The brief snippets we have emphasized throughout this article of specific issues in the publications describing the development of EuroSCORE highlight the problems with incomplete reporting. Only with full and transparent reporting can readers critically appraise the methodology and interpret the results.

Conclusion

Risk prediction models have great potential to aid in operative risk assessment. However, for these models to have any chance of being useful for clinical decision making, they must be developed using appropriate statistical methods and validated by others in different settings to determine their predictive accuracy. As studies developing prediction models are unfortunately rarely prospective, investigators face challenges such as how to handle missing data, what to do with continuous predictors, how to carry out an internal validation, and how to conduct a meaningful external validation study. They must also ensure complete and comprehensive reporting of every step of the study.

The surgical and anaesthesiology literature contains hundreds, if not thousands, of models developed for operative risk assessment. Only a very small minority have made any kind of impact on clinical practice. Point-and-click statistical software has arguably contributed to the plethora of methodologically weak, unusable prediction models [28]. It is therefore important to engage with a suitably experienced statistician before developing a new prediction model, to check whether a suitable model already exists, and to plan and, if possible, publish a protocol outlining the necessary steps for model development [29•].

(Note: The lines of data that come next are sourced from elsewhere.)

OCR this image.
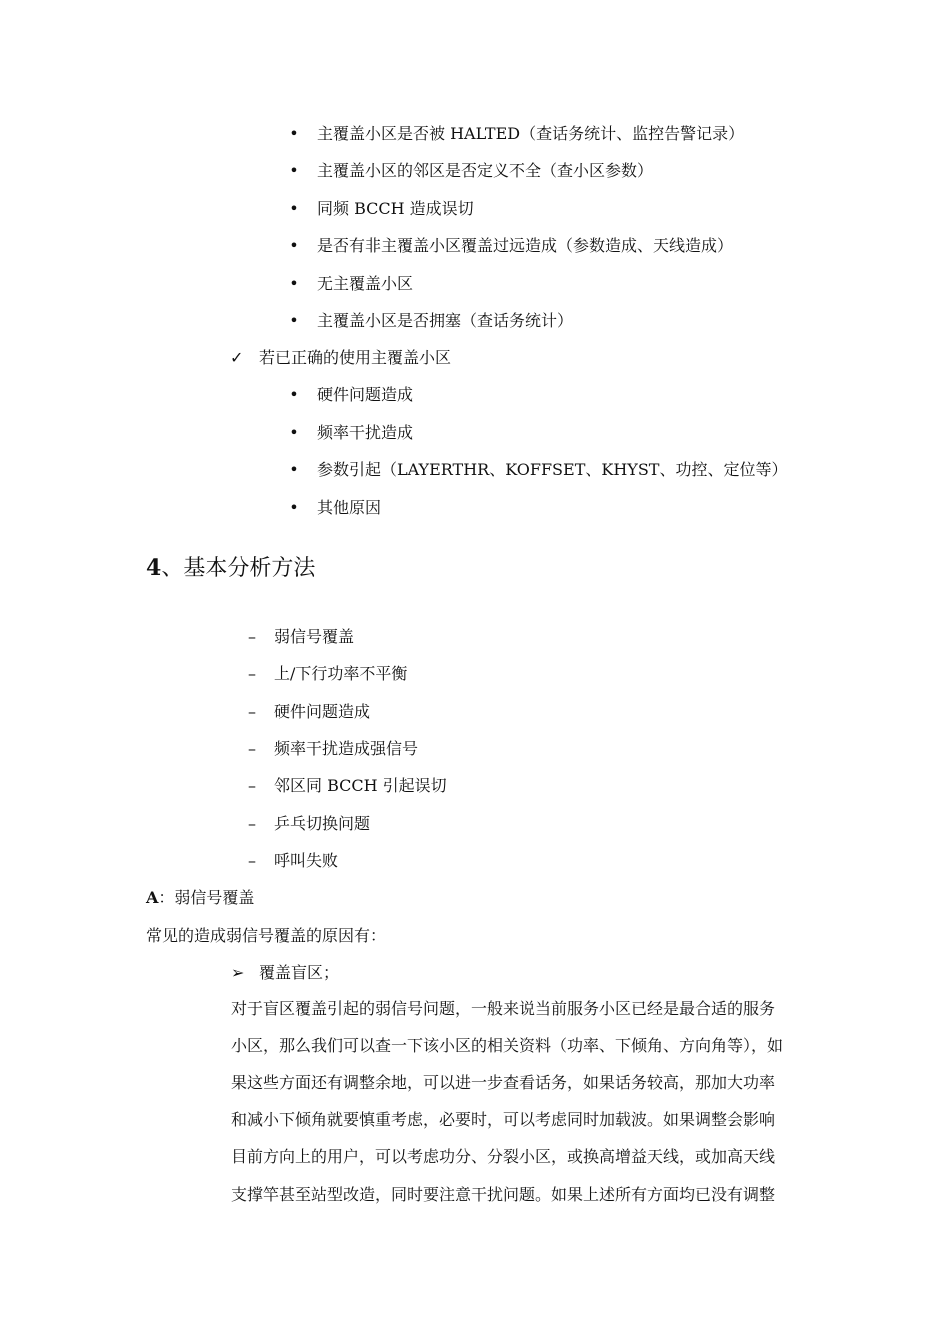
• 主覆盖小区是否被 HALTED（查话务统计、监控告警记录）
• 主覆盖小区的邻区是否定义不全（查小区参数）
• 同频 BCCH 造成误切
• 是否有非主覆盖小区覆盖过远造成（参数造成、天线造成）
• 无主覆盖小区
• 主覆盖小区是否拥塞（查话务统计）
✓ 若已正确的使用主覆盖小区
• 硬件问题造成
• 频率干扰造成
• 参数引起（LAYERTHR、KOFFSET、KHYST、功控、定位等）
• 其他原因
4、基本分析方法
– 弱信号覆盖
– 上/下行功率不平衡
– 硬件问题造成
– 频率干扰造成强信号
– 邻区同 BCCH 引起误切
– 乒乓切换问题
– 呼叫失败
A：弱信号覆盖
常见的造成弱信号覆盖的原因有：
➢ 覆盖盲区；
对于盲区覆盖引起的弱信号问题，一般来说当前服务小区已经是最合适的服务
小区，那么我们可以查一下该小区的相关资料（功率、下倾角、方向角等），如
果这些方面还有调整余地，可以进一步查看话务，如果话务较高，那加大功率
和减小下倾角就要慎重考虑，必要时，可以考虑同时加载波。如果调整会影响
目前方向上的用户，可以考虑功分、分裂小区，或换高增益天线，或加高天线
支撑竿甚至站型改造，同时要注意干扰问题。如果上述所有方面均已没有调整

Prediction models are usually static, reflecting the case mix in the data used to develop them. However, as mortality following surgery decreases and the case mix evolves over time, prediction models can become outdated and less accurate. This process is called calibration drift [95, 96]. Developed in 1999 using data from a 3-month period in 1995, EuroSCORE is a classic example of calibration drift [97]. The updated EuroSCORE II was therefore developed in 2012 [1], although still with some methodological concerns [98, 99]. Unless periodic updating is done, it is likely that this model will also quick become outdated.

In summary, risk prediction modelling is a growing field that is gaining huge interest in the era of personalized medicine. Although there are no shortcuts and many challenges when developing and validating accurate, useful prediction models, these challenges are surmountable, if the abundant methodological and practical guidance available is used correctly and efficiently.